Selain bahasa Indonesia, saya juga mulai belajar bahasa Jawa. Sebab, bahasa Jawa itu tergolong salah satu bahasa tertua di dunia seperti bahasa India. Ada banyak kata bahasa Jawa yang sama dengan bahasa India.
Anda punya guru khusus bahasa Jawa?
Belum. Sekarang saya belajar langsung sama orang-orang yang saya temui sehari-hari. Saya juga belajar sama sopir. Hehehe....
Ketika Anda menjadi wakil konjen AS tahun 2000-2002, kantor Konsulat Jenderal AS berlokasi di Jl dr Soetomo. Sekarang Anda berkantor di Perumahan Citraland. Ada perbedaannya?
Tentu saja suasananya berbeda, lingkungannya juga berbeda. Apalagi, dulu saya warung langganan di dekat kantor konjen (lama).
Oh, ya, apa makanan favorit Anda?
Lontong kupang. Hehehe... saya juga suka bebek goreng, martabak.
Bagaimana Anda menilai hubungan Indonesia-Amerika Serikat selama kepemimpinan Presiden SBY?
Sangat bagus. Pemerintah Amerika Serikat banyak bekerja sama dalam banyak bidang dengan pemerintah dan rakyat Indonesia. Setelah SBY tidak lagi menjabat presiden pun saya optimistis hubungan antara kedua negara tetap berjalan dengan baik. Kalau sistem demokrasi sudah berjalan, maka sebenarnya siapa pun yang menjadi presiden tidak akan mempengaruhi hubungan yang sudah berlangsung selama ini. Siapa pun yang jadi presiden Amerika Serikat, entah itu Barrack Obama atau Mitt Romney, kerja sama dan hubungan Indonesia-Amerika tetap akan baik.

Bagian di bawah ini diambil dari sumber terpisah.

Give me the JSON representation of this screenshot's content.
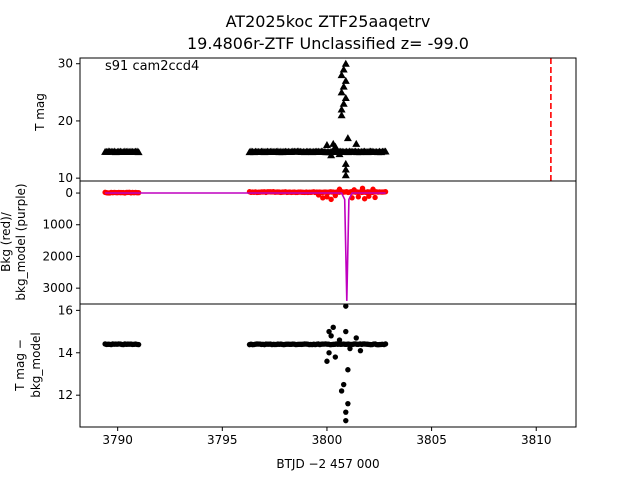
{
  "figure": {
    "title_line1": "AT2025koc  ZTF25aaqetrv",
    "title_line2": "19.4806r-ZTF Unclassified z= -99.0",
    "annotation": "s91 cam2ccd4"
  },
  "chart_data": [
    {
      "type": "scatter",
      "panel": "top",
      "ylabel": "T mag",
      "xlim": [
        3788.2,
        3811.9
      ],
      "ylim": [
        31,
        9.5
      ],
      "inverted_y": true,
      "yticks": [
        10,
        20,
        30
      ],
      "grid": false,
      "series": [
        {
          "marker": "triangle",
          "color": "#000000",
          "segments": [
            {
              "x_start": 3789.4,
              "x_end": 3791.0,
              "y": 14.6
            },
            {
              "x_start": 3796.3,
              "x_end": 3802.8,
              "y": 14.6
            }
          ],
          "extra_points": [
            [
              3800.0,
              15.8
            ],
            [
              3800.2,
              14.0
            ],
            [
              3800.3,
              16.0
            ],
            [
              3800.4,
              15.5
            ],
            [
              3800.6,
              14.2
            ],
            [
              3800.9,
              10.5
            ],
            [
              3800.9,
              11.5
            ],
            [
              3800.9,
              12.5
            ],
            [
              3801.0,
              17.0
            ],
            [
              3801.4,
              16.0
            ],
            [
              3800.7,
              21.0
            ],
            [
              3800.7,
              22.0
            ],
            [
              3800.8,
              23.0
            ],
            [
              3800.9,
              24.0
            ],
            [
              3800.7,
              25.0
            ],
            [
              3800.8,
              26.0
            ],
            [
              3800.9,
              27.0
            ],
            [
              3800.7,
              28.0
            ],
            [
              3800.8,
              29.0
            ],
            [
              3800.9,
              30.0
            ]
          ]
        }
      ],
      "vline": {
        "x": 3810.7,
        "color": "#ff0000",
        "style": "dashed"
      }
    },
    {
      "type": "line",
      "panel": "middle",
      "ylabel_line1": "Bkg (red)/",
      "ylabel_line2": "bkg_model (purple)",
      "xlim": [
        3788.2,
        3811.9
      ],
      "ylim": [
        -380,
        3500
      ],
      "yticks": [
        0,
        1000,
        2000,
        3000
      ],
      "grid": false,
      "series": [
        {
          "marker": "circle",
          "color": "#ff0000",
          "segments": [
            {
              "x_start": 3789.4,
              "x_end": 3791.0,
              "y": -10
            },
            {
              "x_start": 3796.3,
              "x_end": 3802.8,
              "y": -30
            }
          ],
          "extra_points": [
            [
              3799.6,
              60
            ],
            [
              3799.8,
              150
            ],
            [
              3800.0,
              120
            ],
            [
              3800.2,
              200
            ],
            [
              3800.4,
              80
            ],
            [
              3801.2,
              150
            ],
            [
              3801.5,
              120
            ],
            [
              3801.8,
              180
            ],
            [
              3802.0,
              100
            ],
            [
              3802.3,
              140
            ],
            [
              3800.6,
              -120
            ],
            [
              3801.3,
              -100
            ],
            [
              3801.7,
              -150
            ],
            [
              3802.2,
              -120
            ]
          ]
        },
        {
          "marker": "line",
          "color": "#bf00bf",
          "points": [
            [
              3789.4,
              0
            ],
            [
              3791.0,
              0
            ],
            [
              3796.3,
              0
            ],
            [
              3800.7,
              0
            ],
            [
              3800.85,
              200
            ],
            [
              3800.95,
              3400
            ],
            [
              3801.05,
              200
            ],
            [
              3801.2,
              0
            ],
            [
              3802.8,
              0
            ]
          ]
        }
      ]
    },
    {
      "type": "scatter",
      "panel": "bottom",
      "ylabel_line1": "T mag −",
      "ylabel_line2": "bkg_model",
      "xlabel": "BTJD −2 457 000",
      "xlim": [
        3788.2,
        3811.9
      ],
      "ylim": [
        16.3,
        10.5
      ],
      "inverted_y": true,
      "xticks": [
        3790,
        3795,
        3800,
        3805,
        3810
      ],
      "yticks": [
        12,
        14,
        16
      ],
      "grid": false,
      "series": [
        {
          "marker": "circle",
          "color": "#000000",
          "segments": [
            {
              "x_start": 3789.4,
              "x_end": 3791.0,
              "y": 14.4
            },
            {
              "x_start": 3796.3,
              "x_end": 3802.8,
              "y": 14.4
            }
          ],
          "extra_points": [
            [
              3800.9,
              10.8
            ],
            [
              3800.9,
              11.2
            ],
            [
              3801.0,
              11.6
            ],
            [
              3800.7,
              12.2
            ],
            [
              3800.8,
              12.5
            ],
            [
              3800.0,
              13.6
            ],
            [
              3800.1,
              14.0
            ],
            [
              3800.2,
              14.8
            ],
            [
              3800.3,
              15.2
            ],
            [
              3800.4,
              13.8
            ],
            [
              3800.6,
              14.6
            ],
            [
              3800.9,
              15.0
            ],
            [
              3801.1,
              14.2
            ],
            [
              3801.4,
              14.7
            ],
            [
              3801.6,
              14.1
            ],
            [
              3800.9,
              16.2
            ],
            [
              3800.1,
              15.0
            ],
            [
              3801.0,
              13.2
            ]
          ]
        }
      ]
    }
  ]
}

Ngomong-ngomong, siapa yang bakal menang dalam pemilihan presiden AS bulan depan?
Masih sulit diprediksi. Dalam jajak pendapat sebelumnya, Obama lebih diunggulkan. Tapi, setelah debat kemarin, Anda sudah lihat debat itu kan, posisi Romney mulai naik. Kita lihat saja nanti karena hasil pemilihan presiden di Amerika itu memang sulit diperkirakan.

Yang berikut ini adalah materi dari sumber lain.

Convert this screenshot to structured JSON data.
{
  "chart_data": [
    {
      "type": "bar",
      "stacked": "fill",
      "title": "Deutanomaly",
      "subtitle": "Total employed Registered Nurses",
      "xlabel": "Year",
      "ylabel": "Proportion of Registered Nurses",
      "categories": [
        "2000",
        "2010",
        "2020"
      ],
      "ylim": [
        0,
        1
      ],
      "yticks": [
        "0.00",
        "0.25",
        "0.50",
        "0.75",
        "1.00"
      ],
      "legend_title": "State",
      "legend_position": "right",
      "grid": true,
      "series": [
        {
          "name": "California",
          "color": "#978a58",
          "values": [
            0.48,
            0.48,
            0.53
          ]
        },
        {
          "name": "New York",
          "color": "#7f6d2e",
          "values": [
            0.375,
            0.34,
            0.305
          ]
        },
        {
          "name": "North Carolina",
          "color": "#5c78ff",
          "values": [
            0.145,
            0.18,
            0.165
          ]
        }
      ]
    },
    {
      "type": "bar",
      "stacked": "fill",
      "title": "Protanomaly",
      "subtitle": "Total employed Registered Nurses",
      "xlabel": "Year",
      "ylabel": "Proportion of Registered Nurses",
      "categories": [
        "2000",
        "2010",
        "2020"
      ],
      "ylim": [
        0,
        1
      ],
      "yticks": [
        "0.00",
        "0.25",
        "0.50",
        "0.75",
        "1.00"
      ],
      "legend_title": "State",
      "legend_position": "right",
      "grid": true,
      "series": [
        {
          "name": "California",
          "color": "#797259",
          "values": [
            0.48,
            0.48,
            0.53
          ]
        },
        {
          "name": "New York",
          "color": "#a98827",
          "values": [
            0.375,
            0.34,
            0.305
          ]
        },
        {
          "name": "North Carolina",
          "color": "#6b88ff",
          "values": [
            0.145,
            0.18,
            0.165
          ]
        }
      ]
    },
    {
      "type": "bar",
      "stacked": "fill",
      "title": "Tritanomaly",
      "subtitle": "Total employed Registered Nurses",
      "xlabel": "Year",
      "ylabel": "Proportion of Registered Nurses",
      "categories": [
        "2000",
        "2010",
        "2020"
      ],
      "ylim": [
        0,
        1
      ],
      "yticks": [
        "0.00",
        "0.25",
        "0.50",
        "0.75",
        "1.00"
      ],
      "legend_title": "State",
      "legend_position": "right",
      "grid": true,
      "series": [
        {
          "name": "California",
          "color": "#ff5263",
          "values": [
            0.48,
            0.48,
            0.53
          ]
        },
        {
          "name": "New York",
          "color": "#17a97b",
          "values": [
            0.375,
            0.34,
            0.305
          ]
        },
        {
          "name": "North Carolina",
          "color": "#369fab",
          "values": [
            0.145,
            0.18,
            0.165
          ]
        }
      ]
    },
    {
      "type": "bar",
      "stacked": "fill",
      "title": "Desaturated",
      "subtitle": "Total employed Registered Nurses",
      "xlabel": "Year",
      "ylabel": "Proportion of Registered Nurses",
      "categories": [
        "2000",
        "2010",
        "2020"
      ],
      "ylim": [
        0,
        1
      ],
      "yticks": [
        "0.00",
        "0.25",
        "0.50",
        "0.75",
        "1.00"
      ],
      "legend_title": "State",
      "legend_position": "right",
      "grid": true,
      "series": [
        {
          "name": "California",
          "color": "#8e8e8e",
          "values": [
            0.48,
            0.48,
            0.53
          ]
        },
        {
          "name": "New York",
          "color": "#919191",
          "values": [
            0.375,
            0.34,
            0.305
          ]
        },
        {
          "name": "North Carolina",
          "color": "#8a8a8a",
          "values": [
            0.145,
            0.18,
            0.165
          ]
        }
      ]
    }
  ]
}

Bagaimana Anda melihat perkembangan sosial politik di Indonesia dalam 10 tahun terakhir?
Makin menarik. Tahun 2000-2002, waktu saya bertugas di sini, belum ada pemilihan presiden secara langsung. Sekarang Indonesia sudah dua kali mengadakan pemilihan presiden secara langsung. Gubernur, bupati, wali kota juga dipilih langsung oleh rakyat. Ini jelas merupakan perkembangan yang sangat menarik.
Pemilihan langsung itu memaksa calon-calon pemimpin untuk menjawab berbagai permasalahan yang dihadapi rakyatnya. Dan mereka harus bisa menjelaskannya melalui debat terbuka.
Anda suka berolahraga?
Oh ya, saya suka sepak bola, tenis, tenis meja, bola basket.